IDACs and others republishing LSST data may, alternatively, choose an entirely different pattern for obs_publisher_did if it suits their site’s needs, in which case they must use a naming authority other than org.rubinobs. (For example, the planned service of the public data from CADC might well be under CADC’s naming authority and be based on their existing CAOM-based mechanisms for assigning obs_publisher_did values.)

However, we will expect the original Observatory-assigned value for obs_creator_did to be preserved in all such cases.

We intend to ensure that LSST data will be queriable both by obs_creator_did and by obs_publisher_did, though this may not be fully in place in the DP1 era. We believe it will be substantially useful for users to be able to re-use obs_creator_did values across DACs.

Query#

The query part of the IVOID indicates how a specific dataset should be referenced. For a Butler dataset we would need the repository label and the dataset UUID. This may result in duplication of data release information from the resource key but we do not see that as a problem. The query string can be either a string that should be parsed into components or use the more explicit query string format. Rather than using something like ?label/UUID we have decided to use the more explicit form of ?repo=label&id=UUID.

The intent is that a full IVOID for a dataset (e.g., from an ObsCore obs_publisher_did) should be usable to drive a Butler lookup of that dataset. (This assumes backward compatibility, at least at the level of the ability to perform a Butler.get() operation, if not to run the pipelines.) Note that UUIDs are already expected to remain stable across export/import of data from its “Butler of origin” to others, e.g., at remote DACs.

Catalog Entries#

There is no requirement for us to issue IVOA identifiers for individual catalog entries, but there is nothing to prevent this if we so desire. Catalog IDs are meant to be unique for a given data release but are not necessarily unique across the entire lifetime of the survey for all ID types.

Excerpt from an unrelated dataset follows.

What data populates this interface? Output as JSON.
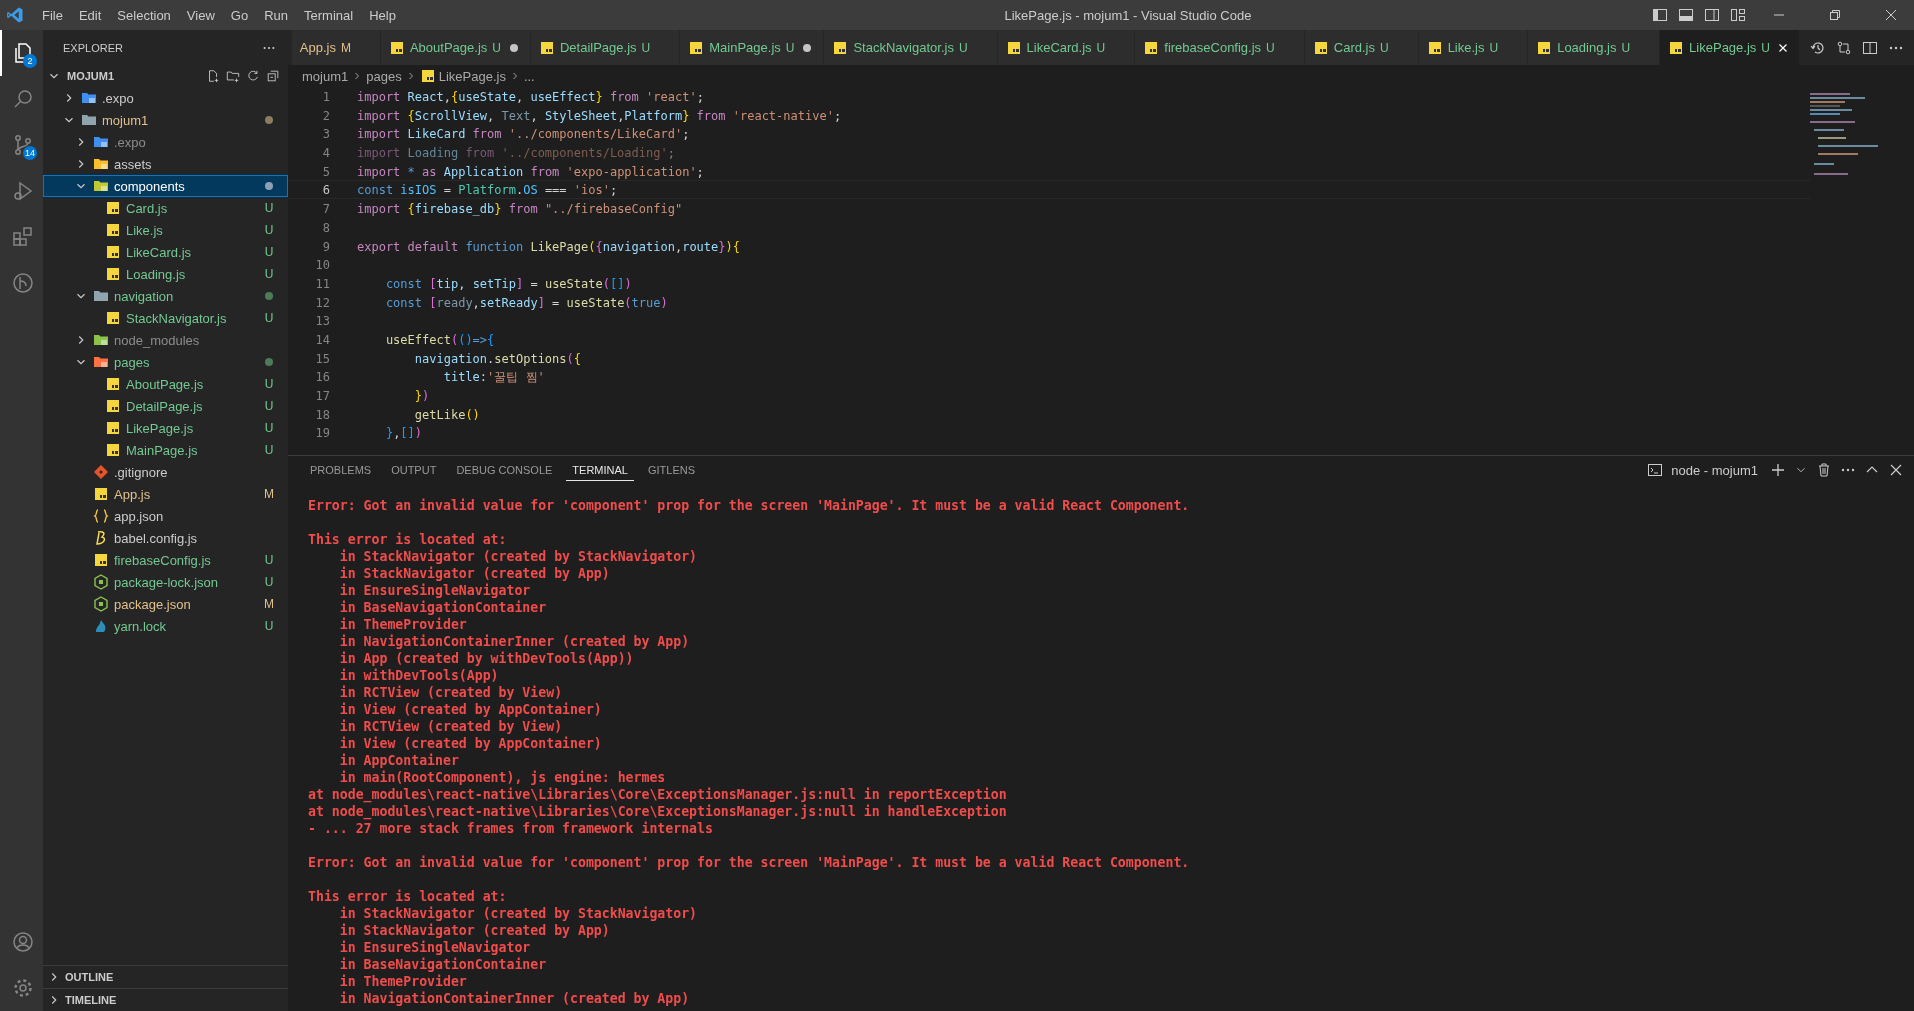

In a similar way to our handling of query strings for Butler datasets we propose a form of ?type=object&release=dr1&id=OBJECTID for catalog entries. Here type can be object, source, diaobject, diasource, or forcedsource.

Combined Example#

Given the decisions from the previous sections we propose that our IVOA identifiers will have the form:

ivo://org.rubinobs/lsst-dr1?repo=dr1&id=UUID
ivo://org.rubinobs/lsst-dp1?type=object&release=dp1&id=OBJECTID

These are in obs_creator_did form; obs_publisher_did-style IVOIDs will be constructed by insertion of the DAC name in the resource key, e.g.:

ivo://org.rubinobs/usdac/lsst-dr1?repo=dr1&id=UUID

References#

[1]

Tim Jenness. DOI usage for LSST Data Releases. Data Management Technical Note DMTN-318, Vera C. Rubin Observatory, May 2025. URL: https://dmtn-318.lsst.io/.

[2]

Markus Demleitner, Raymond Plante, Tony Linde, Roy Williams, and Keith Noddle. IVOA Identifiers Version 2.0. IVOA Recommendation 23 May 2016, May 2016. arXiv:1605.07501, doi:10.5479/ADS/bib/2016ivoa.spec.0523D.

[3]

Patrick Dowler, François Bonnarel, and Doug Tody. IVOA Simple Image Access Version 2.0. IVOA Recommendation 23 December 2015, December 2015. doi:10.5479/ADS/bib/2015ivoa.spec.1223D.

[4]

Mireille Louys, Doug Tody, Patrick Dowler, Daniel Durand, Laurent Michel, Francos Bonnarel, Alberto Micol, and IVOA DataModel Working Group. Observation Data Model Core Components, its Implementation in the Table Access Protocol Version 1.1. IVOA Recommendation 09 May 2017, May 2017. doi:10.5479/ADS/bib/2017ivoa.spec.0509L.